Commentators have said Mr Darling didn’t address the key issue of how he was going to cut the national deficit in the PBR by half over the next four years – instead outlining plans to continue spending until 2011, claimed his tax hikes would hit the middle classes and that SMEs would be adversely affected.
Around 10m people earning more than £20,000 will face National Insurance rises in 2011, bankers and public sector workers were also hit with a one-off 50% levy on bank bonuses over £25,000 and two-year cap on pay rises for public workers.
Other measures announced will see VAT return to 17.5% from January 1, the Enterprise Finance Guarantee loan scheme extended for another 12 months, £160m in investment in low-carbon and renewable projects and the basic state pension.
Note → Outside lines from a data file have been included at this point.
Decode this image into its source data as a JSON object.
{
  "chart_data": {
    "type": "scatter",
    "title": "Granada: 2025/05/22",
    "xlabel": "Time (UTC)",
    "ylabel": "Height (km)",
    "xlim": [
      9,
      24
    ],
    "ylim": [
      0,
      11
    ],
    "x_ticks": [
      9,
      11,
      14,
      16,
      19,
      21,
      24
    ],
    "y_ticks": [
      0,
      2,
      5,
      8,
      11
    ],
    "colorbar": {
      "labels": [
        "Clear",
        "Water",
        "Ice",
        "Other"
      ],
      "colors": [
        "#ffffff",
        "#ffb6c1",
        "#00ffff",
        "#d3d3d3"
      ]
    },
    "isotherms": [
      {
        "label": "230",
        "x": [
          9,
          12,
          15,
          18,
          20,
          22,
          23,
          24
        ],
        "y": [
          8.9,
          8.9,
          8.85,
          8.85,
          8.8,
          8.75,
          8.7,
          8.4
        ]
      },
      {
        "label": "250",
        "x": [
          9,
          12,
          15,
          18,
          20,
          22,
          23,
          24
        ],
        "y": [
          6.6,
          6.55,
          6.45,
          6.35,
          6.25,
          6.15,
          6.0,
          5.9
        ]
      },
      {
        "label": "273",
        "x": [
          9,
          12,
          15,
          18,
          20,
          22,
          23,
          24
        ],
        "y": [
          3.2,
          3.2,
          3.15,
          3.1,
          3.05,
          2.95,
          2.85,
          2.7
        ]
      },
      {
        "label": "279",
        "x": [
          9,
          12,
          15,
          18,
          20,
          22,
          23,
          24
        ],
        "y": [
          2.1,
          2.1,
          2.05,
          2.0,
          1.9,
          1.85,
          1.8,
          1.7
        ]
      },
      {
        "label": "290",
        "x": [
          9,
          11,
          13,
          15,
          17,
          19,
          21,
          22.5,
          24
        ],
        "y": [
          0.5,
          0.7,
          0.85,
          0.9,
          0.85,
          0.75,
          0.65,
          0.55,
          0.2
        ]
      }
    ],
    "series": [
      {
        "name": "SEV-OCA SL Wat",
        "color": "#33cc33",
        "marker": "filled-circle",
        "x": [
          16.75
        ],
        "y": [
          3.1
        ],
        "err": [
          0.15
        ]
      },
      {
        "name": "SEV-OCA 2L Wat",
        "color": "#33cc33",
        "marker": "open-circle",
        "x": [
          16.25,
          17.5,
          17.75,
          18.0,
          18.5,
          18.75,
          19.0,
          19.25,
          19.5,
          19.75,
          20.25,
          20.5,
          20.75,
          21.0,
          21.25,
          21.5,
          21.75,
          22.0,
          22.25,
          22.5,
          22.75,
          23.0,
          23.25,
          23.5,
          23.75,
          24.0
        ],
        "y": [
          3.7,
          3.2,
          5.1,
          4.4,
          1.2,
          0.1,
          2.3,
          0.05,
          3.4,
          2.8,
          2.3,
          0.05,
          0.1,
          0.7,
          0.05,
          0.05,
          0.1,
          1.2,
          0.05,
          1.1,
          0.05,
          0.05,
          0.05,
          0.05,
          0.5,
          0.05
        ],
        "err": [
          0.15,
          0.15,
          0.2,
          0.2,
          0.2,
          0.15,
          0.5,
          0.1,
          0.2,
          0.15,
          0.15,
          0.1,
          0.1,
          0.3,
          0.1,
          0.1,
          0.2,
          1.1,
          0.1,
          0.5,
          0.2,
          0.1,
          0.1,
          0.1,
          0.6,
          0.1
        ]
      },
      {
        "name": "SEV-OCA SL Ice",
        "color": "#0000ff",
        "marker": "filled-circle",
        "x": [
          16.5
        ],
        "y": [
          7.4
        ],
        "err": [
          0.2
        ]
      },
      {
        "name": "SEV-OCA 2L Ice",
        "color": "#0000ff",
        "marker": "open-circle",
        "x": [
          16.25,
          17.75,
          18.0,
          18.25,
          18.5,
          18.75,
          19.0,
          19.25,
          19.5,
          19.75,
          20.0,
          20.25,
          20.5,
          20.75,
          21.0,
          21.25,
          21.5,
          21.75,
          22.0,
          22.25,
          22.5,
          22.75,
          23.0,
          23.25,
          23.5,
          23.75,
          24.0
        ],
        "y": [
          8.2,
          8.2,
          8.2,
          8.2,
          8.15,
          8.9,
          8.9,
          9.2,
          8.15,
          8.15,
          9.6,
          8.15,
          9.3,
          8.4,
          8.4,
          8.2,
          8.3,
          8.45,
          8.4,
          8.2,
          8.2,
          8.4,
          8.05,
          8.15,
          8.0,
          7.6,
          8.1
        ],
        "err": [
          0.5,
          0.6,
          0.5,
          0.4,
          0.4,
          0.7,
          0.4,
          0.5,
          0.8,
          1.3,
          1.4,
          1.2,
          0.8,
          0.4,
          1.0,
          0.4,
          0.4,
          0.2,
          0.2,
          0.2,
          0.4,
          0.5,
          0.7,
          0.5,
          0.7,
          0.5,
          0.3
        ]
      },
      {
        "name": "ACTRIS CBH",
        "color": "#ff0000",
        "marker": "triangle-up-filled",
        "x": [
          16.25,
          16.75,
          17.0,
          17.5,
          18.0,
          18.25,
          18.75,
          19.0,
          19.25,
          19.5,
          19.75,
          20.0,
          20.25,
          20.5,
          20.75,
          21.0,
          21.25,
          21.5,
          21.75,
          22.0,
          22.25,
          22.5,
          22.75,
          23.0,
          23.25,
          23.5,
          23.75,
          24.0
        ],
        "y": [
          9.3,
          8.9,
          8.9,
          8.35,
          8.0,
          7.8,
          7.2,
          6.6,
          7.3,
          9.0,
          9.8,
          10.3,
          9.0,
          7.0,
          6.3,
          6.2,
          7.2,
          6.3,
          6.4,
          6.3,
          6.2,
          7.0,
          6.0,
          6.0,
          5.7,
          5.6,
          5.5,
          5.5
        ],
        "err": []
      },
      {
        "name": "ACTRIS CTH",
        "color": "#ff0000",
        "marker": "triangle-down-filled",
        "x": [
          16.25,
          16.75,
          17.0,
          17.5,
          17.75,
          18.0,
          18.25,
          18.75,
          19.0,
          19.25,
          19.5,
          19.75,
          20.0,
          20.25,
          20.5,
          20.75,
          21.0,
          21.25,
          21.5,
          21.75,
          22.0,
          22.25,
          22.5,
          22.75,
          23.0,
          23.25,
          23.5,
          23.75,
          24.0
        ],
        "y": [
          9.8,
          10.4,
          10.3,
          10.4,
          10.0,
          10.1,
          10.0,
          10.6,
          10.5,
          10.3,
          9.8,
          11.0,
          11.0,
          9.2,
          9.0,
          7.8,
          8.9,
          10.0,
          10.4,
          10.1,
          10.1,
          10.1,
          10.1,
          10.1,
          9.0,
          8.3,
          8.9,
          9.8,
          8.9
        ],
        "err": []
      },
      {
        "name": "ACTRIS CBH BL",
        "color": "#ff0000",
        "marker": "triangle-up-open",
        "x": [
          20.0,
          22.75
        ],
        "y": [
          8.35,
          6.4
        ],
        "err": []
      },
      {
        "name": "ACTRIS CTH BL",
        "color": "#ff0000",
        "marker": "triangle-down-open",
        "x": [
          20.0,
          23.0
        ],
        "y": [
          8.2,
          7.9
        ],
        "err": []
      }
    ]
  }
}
Mr Darling admitted the economy was forecast to shrink 4.75% in 2009, worse than the 3.5% forecast in April and that forecasted borrowing would be £178bn in 2009, £3bn higher than predicted in April.
However, he said the estimated public cost of bank bailouts would be cut from £50bn to £10bn.
Further announcements were made to cut carbon emissions and tax landline phones to pay for superfast broadband.
Andrew Palmer, CBI director for Yorkshire and the Humber, said: “There were two tests for this Pre-Budget report. First, would it increase the credibility of Government plans to restore the public finances? Second, would it be a platform for job creation and economic growth? The Government has failed on both counts.
“The Chancellor has made a serious mistake imposing an extra jobs tax at a time when the economic recovery will still be fragile. Increasing National Insurance contributions will hold back job creation and growth.
“He has also missed the opportunity to increase the UK’s credibility by reducing the public deficit earlier. The Government still needs to set out fuller plans on how it will reduce public expenditure.”
The Forum of Private Business believes that raising NICs by another 0.5% in 2011 is grossly unfair and will leave small employers and their employees paying the price for mistakes made by global financial institutions.
FPB chief executive Phil Orford said: “This tax hike will come at the worst possible time for small firms – just at the point where, hopefully, the economy will be in recovery and they will be looking into taking on new staff.”
Nick Pontone, director of policy at Yorkshire and Humber Chambers of Commerce, said: “This Pre-Budget Report will be quickly forgotten because it has simply delayed the big decisions until after the general election. We wanted to see a credible plan both for future economic growth and to tackle the eye watering deficit in the public finances.”